O meu olhar sobre#2#rosto de um idoso

De olhar cansado pelos anos onde já não há lugar para as letras, a visão a falhar saída de uns olhos quase escondidos pelo sulco das rugas que os envolvem, existe uma serenidade que não foi roubada pelos anos de trabalho árduo. Um rosto outrora, robusto e queimado pelo sol, pelo frio e chuva encontra-se agora claro e flácido envolto numa rala cabeleira branca, também sinal de uma juventude que há muito o abandonou.

Segura a bengala que o ampara quando dá os seus pequenos passeios, porque as forças pujantes de outrora escasseiam agora mas, não obstante as dificuldades ele obriga-se a caminhar um pouco todos os dias, segue as recomendações do médico, diz que é bom para o coração e para os movimentos dos ossos e músculos.

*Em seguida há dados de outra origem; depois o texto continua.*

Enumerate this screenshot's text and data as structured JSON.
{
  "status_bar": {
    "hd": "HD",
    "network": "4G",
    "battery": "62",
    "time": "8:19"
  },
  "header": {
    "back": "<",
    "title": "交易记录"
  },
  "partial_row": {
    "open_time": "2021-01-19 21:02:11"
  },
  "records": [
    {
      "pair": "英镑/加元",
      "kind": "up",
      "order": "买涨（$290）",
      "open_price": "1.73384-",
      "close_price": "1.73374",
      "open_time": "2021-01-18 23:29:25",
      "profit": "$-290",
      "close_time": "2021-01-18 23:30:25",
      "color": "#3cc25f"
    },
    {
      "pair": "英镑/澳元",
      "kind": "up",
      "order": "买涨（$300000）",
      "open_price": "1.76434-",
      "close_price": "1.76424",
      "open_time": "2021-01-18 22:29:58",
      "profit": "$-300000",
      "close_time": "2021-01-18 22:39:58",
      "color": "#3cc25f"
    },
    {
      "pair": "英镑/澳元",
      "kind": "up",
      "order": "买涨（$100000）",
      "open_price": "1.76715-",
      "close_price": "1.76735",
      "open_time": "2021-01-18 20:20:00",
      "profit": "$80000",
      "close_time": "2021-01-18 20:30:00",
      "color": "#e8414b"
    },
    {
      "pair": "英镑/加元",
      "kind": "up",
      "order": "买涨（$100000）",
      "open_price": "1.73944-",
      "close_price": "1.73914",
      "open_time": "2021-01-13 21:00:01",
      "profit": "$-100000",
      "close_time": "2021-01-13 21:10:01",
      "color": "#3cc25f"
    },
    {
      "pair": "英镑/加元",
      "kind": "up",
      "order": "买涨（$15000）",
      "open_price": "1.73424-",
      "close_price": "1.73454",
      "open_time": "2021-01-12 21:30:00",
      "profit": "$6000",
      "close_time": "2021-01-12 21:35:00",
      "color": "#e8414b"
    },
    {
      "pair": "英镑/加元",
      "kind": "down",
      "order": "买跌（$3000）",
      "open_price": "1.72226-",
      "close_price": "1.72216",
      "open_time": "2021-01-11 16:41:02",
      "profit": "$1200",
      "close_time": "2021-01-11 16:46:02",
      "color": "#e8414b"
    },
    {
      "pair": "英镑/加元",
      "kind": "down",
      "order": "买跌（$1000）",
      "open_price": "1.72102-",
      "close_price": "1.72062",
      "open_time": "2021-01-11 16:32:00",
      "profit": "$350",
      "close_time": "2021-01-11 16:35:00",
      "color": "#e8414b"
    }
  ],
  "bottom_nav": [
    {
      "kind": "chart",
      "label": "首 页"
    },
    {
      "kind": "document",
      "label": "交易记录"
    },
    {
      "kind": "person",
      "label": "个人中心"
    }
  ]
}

Os seus passeios são curtos mas o suficiente para que não perca mobilidade.

Sente uma saudade atroz do tempo em que trabalhava de sol a sol, de mexer na terra, da faina do tractor, de arrancar da terra o produto da sementeira, sente saudade de sentir a roupa molhada pela chuva, e do calor abrasador do verão, do cantar dos pássaros e dos passos que o levavam às terras.

Aos domingos ia à missa, nunca falhava antes da pandemia, gosta de lá ir, toda a sua vida foi, já não sabe se vai por devoção ou por hábito, é uma coisa que faz parte da sua vida. Agora não há, encara isso com alguma tristeza, diz o neto que se alguma vez voltar a ir tem que levar uma máscara, acha isso uma coisa estranha mas já se habituou a ver toda a gente de máscara...

Poucas são as coisas que o prendem à vida, já viveu muito, diz. A única coisa que lhe dá uma felicidade imensa, a mais importante do seu dia, é a visita dos seus filhos, conta os dias e as horas que faltam para eles chegarem, sabe exactamente quem vai  naquele dia e conta as mesmas histórias vezes sem conta, pequenos episódios da sua longa vida e lendas que ouviu contar. Agradece todos os dia a Deus pela sua vida e pede pela saúde da sua família.

Nota-se no seu rosto e nas suas mãos as marcas de uma vida árdua mas também de muito amor, e os seus olhos transmitem em cada momento a serenidade que o seu coração contém!

Carrega nos ombros o peso dos anos e a solidão dos dias!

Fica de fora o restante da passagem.